Chris Merrill recommends these books from the Middle East

President Obama met this week with Israeli Prime Minister Benjamin Netanyahu and will soon meet with Palestinian leader Mahmoud Abbas. Seems like a good opportunity to check in with our book critic, Christopher Merrill and ask him to select books about the region to highlight for us.
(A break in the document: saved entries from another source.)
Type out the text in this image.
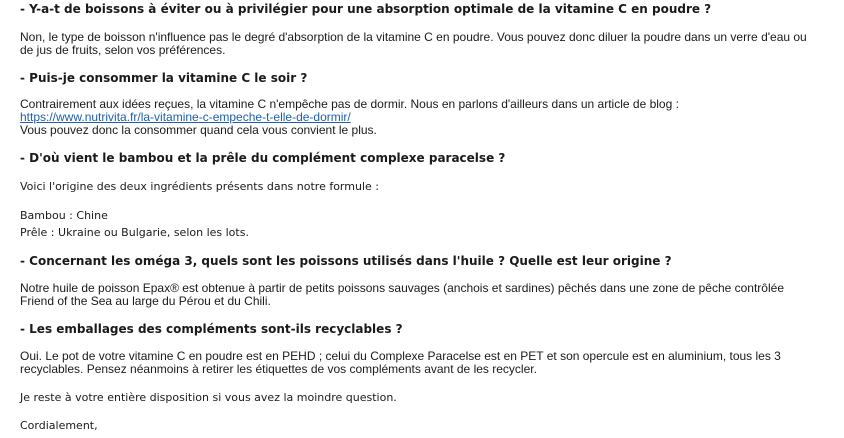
- Y-a-t de boissons à éviter ou à privilégier pour une absorption optimale de la vitamine C en poudre ?

Non, le type de boisson n'influence pas le degré d'absorption de la vitamine C en poudre. Vous pouvez donc diluer la poudre dans un verre d'eau ou de jus de fruits, selon vos préférences.

- Puis-je consommer la vitamine C le soir ?

Contrairement aux idées reçues, la vitamine C n'empêche pas de dormir. Nous en parlons d'ailleurs dans un article de blog : https://www.nutrivita.fr/la-vitamine-c-empeche-t-elle-de-dormir/

Vous pouvez donc la consommer quand cela vous convient le plus.

- D'où vient le bambou et la prêle du complément complexe paracelse ?

Voici l'origine des deux ingrédients présents dans notre formule :

Bambou : Chine

Prêle : Ukraine ou Bulgarie, selon les lots.

- Concernant les oméga 3, quels sont les poissons utilisés dans l'huile ? Quelle est leur origine ?

Notre huile de poisson Epax® est obtenue à partir de petits poissons sauvages (anchois et sardines) pêchés dans une zone de pêche contrôlée Friend of the Sea au large du Pérou et du Chili.

- Les emballages des compléments sont-ils recyclables ?

Oui. Le pot de votre vitamine C en poudre est en PEHD ; celui du Complexe Paracelse est en PET et son opercule est en aluminium, tous les 3 recyclables. Pensez néanmoins à retirer les étiquettes de vos compléments avant de les recycler.

Je reste à votre entière disposition si vous avez la moindre question.

Cordialement,
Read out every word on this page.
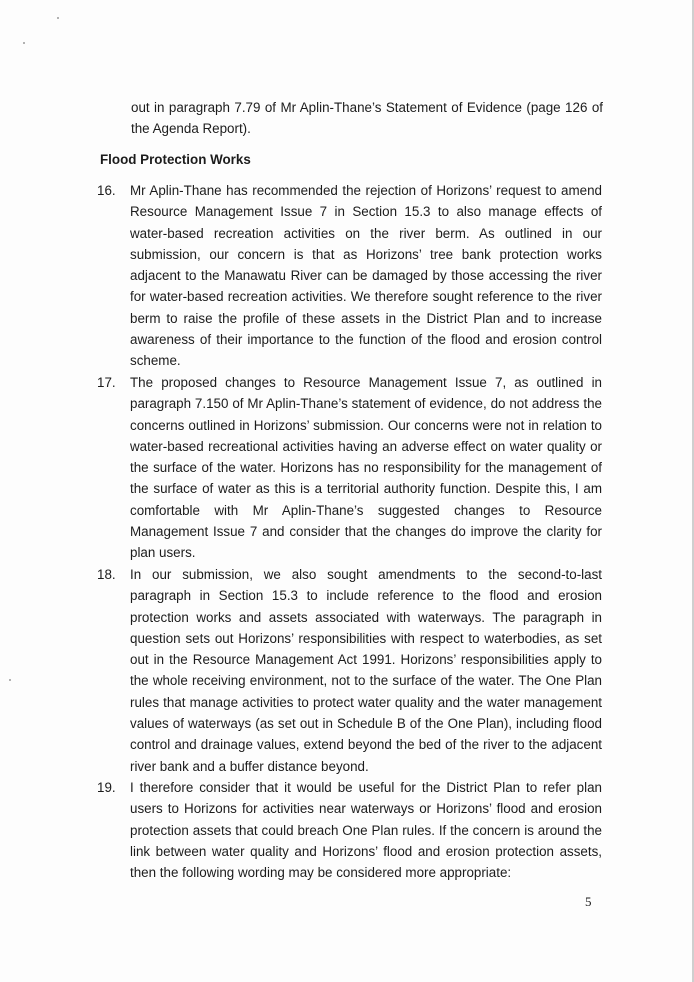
out in paragraph 7.79 of Mr Aplin-Thane’s Statement of Evidence (page 126 of the Agenda Report).
Flood Protection Works
16. Mr Aplin-Thane has recommended the rejection of Horizons’ request to amend Resource Management Issue 7 in Section 15.3 to also manage effects of water-based recreation activities on the river berm. As outlined in our submission, our concern is that as Horizons’ tree bank protection works adjacent to the Manawatu River can be damaged by those accessing the river for water-based recreation activities. We therefore sought reference to the river berm to raise the profile of these assets in the District Plan and to increase awareness of their importance to the function of the flood and erosion control scheme.
17. The proposed changes to Resource Management Issue 7, as outlined in paragraph 7.150 of Mr Aplin-Thane’s statement of evidence, do not address the concerns outlined in Horizons’ submission. Our concerns were not in relation to water-based recreational activities having an adverse effect on water quality or the surface of the water. Horizons has no responsibility for the management of the surface of water as this is a territorial authority function. Despite this, I am comfortable with Mr Aplin-Thane’s suggested changes to Resource Management Issue 7 and consider that the changes do improve the clarity for plan users.
18. In our submission, we also sought amendments to the second-to-last paragraph in Section 15.3 to include reference to the flood and erosion protection works and assets associated with waterways. The paragraph in question sets out Horizons’ responsibilities with respect to waterbodies, as set out in the Resource Management Act 1991. Horizons’ responsibilities apply to the whole receiving environment, not to the surface of the water. The One Plan rules that manage activities to protect water quality and the water management values of waterways (as set out in Schedule B of the One Plan), including flood control and drainage values, extend beyond the bed of the river to the adjacent river bank and a buffer distance beyond.
19. I therefore consider that it would be useful for the District Plan to refer plan users to Horizons for activities near waterways or Horizons’ flood and erosion protection assets that could breach One Plan rules. If the concern is around the link between water quality and Horizons’ flood and erosion protection assets, then the following wording may be considered more appropriate:
5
Here is what Chris has chosen for you:

The Amos Oz Reader
by Amos Oz, selected and edited by Mitza Ben-Dov

These selections from fifteen books by Israel’s acclaimed novelist and political commentator present a vivid portrait of the land at the heart of so much conflict — and of a writer determined to understand his life and his countrymen. Divided into four sections (The Kibbutz, Jerusalem, The Promised Land, and In an Autobiographical Vein), this reader offers a good introduction to the work of a man caught up in what he calls “a clash between right and right—the Palestinians are in Palestine because they have no other place in the world. The Israeli Jews are in Israel for the same reason—they have no other place in the world. This provides for a perfect understanding and a terrible tragedy.” Oz is an expert chronicler of that tragedy.

Rhyming Life & Death
by Amos Oz, translated from the Hebrew by Nicholas de Lange
Publisher: Houghton Mifflin

Oz’s new novel, a brief and witty exploration of the sources of creativity, details eight hours in the life of a famous writer — hours that seem on the surface to offer little in the way of drama. There is a stop at a coffee shop, followed by a reading and book signing at a cultural center, and then there is an encounter with an actress, which may or may not end in bed. But at each turn in the narrative the Author cannot help but invent stories about the people that he encounters — stories that shed light on the ways in which writers seek to make sense out of their experiences, their dreams and desires, their hopes and fears. Everyman, in short.

What are your favorite books about the Middle East?

My Happiness Bears No Relation to Happiness: A Poet’s Life in the Palestinian Century
by Adina Hoffman
Publisher: Yale University Press

The first major biography of a Palestinian writer is an essay in reconstruction — of a Palestinian village and a way of life that disappeared with the creation of Israel in 1948: a tragedy that led a self-taught poet with a knack for business to create a body of work acclaimed the world over. Taha Muhammad Ali, who runs a souvenir shop by the Church of the Annunciation in Nazareth, is one of the most compelling literary figures of our time — a humble man who tells all the truth aslant, as an American poet once wrote. And what the American writer Adina Hoffman tells, in a book teeming with anecdotes and rich details gleaned from extensive interviews and research in Arab, English, and Hebrew archives, is a true story for the ages. “And so I came to the place itself,” Taha writes, “but the place is not/ its dust and stones and open space…” Indeed it is what the poet discovers, celebrates, and preserves in lines that will endure.